Friday, June 3, 2016

An Eric Interruption

This experience so far has been like a series of musical movements within a grand composition with which we can only anticipate its climax.  It has been a lot like listening to a classical piece from Beethoven.  As Krissy and I roll along adjusting to the tune, the music suddenly stops, switches gears, and we are left to pick up our seats, move into the next room, and adjust to the new score.  I say all of that to say this - it has been an emotional rollercoaster for both of us.

Every time we got discouraging or distressful news, it hits us hard.  When Krissy was diagnosed, we both cried together, weakly shaking and sobbing.  I imagined her suffering while the cancer slowly wasted her body away.  I thought about all the anxieties and fears that would run through Krissy's mind as her body helplessly deteriorated and died.  Would she fear death?  Would she feel like she failed Brandon?  There were going to be so many important events that she would miss.  I saw my beautiful wife lying helpless, losing weight and spirit day by day while our little baby cried for his mommy.

"Mommy.  Mommy.  Up!  Up!"

"Mommy can't pick you up, son.  Come here, I'll pick you up and we can sit with mommy on her bed."



I thought about the trivial activities that to Brandon was anything but trivial.

"Mommy, come and color with me.  Draw me a helicopter like the one you flew in when you were in the Army."

"Mommy can't draw right now, Brandon.  How about you and I draw a special helicopter for her.  We can color it green and draw the Hawaiian Islands with it.  Then, we can show her and see if we did it right."  Of course, we did it right.

When kindergarten rolls around, there would be no mommy to walk Brandon to class.  There would be no Krissy to help me pick out his outfit for his very first day of school.  There would be only me and Brandon having mommy's special pancakes for breakfast.

"Hey bud, when we're done eating, I need you to help me pick something out for you to wear to school."

"I could wear the Angels baseball shirt.  Mommy used to like the Angels, right?"



Of course, I thought about myself.  There is no way around that.  A couple days after the diagnosis, I stood with my hands on the kitchen counter, head hanging low, crying.

"I don't want to lose you.  I've already lost more than anyone should lose in a lifetime.  I fought so hard for us.  Now, you're leaving."

It seems with our partnership that whenever one of us is weak, the other is strong.  Always.  We are truly a team.

"Eric, I'm not going anywhere.  I'm going to fight this and win."

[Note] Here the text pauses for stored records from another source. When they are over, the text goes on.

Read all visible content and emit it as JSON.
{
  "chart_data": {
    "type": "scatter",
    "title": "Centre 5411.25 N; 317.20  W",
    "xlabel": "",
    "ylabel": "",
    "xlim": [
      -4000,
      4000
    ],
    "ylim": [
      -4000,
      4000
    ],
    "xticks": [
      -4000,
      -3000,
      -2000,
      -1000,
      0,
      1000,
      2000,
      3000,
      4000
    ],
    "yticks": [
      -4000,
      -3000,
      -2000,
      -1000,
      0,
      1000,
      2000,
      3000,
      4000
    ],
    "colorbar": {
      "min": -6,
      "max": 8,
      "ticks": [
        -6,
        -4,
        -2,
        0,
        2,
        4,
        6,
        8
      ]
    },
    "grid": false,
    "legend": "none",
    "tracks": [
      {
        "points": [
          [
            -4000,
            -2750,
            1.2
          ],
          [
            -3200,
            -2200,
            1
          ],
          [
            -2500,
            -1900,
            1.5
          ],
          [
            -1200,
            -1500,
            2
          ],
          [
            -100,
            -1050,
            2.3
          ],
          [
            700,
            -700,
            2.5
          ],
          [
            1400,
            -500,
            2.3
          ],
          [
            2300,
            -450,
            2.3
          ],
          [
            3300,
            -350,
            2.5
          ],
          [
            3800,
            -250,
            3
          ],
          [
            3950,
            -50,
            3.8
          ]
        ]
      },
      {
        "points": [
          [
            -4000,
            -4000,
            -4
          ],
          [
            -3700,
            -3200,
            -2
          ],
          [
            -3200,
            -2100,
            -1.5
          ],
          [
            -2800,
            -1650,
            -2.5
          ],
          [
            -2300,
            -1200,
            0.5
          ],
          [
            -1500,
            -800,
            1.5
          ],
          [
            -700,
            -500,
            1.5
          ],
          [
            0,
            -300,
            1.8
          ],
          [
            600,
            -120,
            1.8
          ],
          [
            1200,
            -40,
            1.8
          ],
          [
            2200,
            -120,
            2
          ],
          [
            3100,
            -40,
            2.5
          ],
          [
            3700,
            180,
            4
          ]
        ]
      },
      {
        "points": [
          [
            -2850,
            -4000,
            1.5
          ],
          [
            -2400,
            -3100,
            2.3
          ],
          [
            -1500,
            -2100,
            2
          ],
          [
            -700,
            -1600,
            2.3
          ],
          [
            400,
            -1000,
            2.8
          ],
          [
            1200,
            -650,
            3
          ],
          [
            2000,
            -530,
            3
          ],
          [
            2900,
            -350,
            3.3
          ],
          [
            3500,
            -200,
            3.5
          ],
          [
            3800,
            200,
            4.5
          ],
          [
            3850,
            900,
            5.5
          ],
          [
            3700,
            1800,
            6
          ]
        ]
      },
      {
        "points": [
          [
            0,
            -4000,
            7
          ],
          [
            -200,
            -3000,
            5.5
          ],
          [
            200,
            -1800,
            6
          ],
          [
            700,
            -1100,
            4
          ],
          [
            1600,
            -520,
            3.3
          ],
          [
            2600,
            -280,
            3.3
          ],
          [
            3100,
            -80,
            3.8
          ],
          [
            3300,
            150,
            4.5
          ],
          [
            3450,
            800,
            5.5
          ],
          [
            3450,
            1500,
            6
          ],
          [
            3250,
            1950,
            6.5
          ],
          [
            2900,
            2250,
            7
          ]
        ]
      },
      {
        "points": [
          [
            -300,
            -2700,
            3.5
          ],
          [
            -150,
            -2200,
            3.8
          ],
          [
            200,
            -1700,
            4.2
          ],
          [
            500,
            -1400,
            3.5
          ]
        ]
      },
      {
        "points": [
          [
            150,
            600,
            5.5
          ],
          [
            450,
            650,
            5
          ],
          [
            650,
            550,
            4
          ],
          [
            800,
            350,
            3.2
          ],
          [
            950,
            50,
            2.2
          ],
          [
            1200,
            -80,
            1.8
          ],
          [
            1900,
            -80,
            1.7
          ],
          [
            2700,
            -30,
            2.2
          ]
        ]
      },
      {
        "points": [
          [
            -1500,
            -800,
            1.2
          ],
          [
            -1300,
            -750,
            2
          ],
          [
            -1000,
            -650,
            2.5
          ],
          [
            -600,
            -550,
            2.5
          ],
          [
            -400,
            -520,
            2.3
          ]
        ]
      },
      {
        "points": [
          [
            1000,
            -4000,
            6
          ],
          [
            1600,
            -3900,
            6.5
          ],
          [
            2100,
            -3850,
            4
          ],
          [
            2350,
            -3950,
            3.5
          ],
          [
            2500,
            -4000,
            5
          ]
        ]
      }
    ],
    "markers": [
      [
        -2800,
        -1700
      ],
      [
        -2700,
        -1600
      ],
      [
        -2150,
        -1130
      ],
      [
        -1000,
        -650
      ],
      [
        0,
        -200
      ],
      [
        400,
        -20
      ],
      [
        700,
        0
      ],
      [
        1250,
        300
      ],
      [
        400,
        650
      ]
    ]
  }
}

Always the optimistic, Krissy.  Me?  I'm always the practical, logical, one.  I am Commander Spock to her Captain Kirk.  We are truly a team.  Over the next year, Krissy proceeded to prove her point.  She exceeded all expectations with every treatment and test.  Brandon proved to be a concentrated source of pure joy for us.  From August until today, for almost a year, one day at a time, Krissy has followed the council from her medical staff.  She has taken her medication exactly as advised.  She has chosen to eat healthy (with the occasional indulgence - hey, she still has a life to live).  Despite having a dissolving lumbar, she gets the exercise that strengthens her without compromising the integrity of her injuries.  She surrounds herself, online and in person, with only those that serve her spirit.  She knows that she has a responsibility in her recovery and she takes it very seriously.  When she was diagnosed, the literature said she had somewhere from three to seven years to live.  Now, it is looking like ten.  Ten years from now, it will likely be more.  The way Krissy has taken control of this situation will enable her to be healthy and strong long enough to bury me.  I think she'll handle it better than I would her.  Every day I am acutely aware that I am a fortunate man, and tell her all the time.  I think she believes me.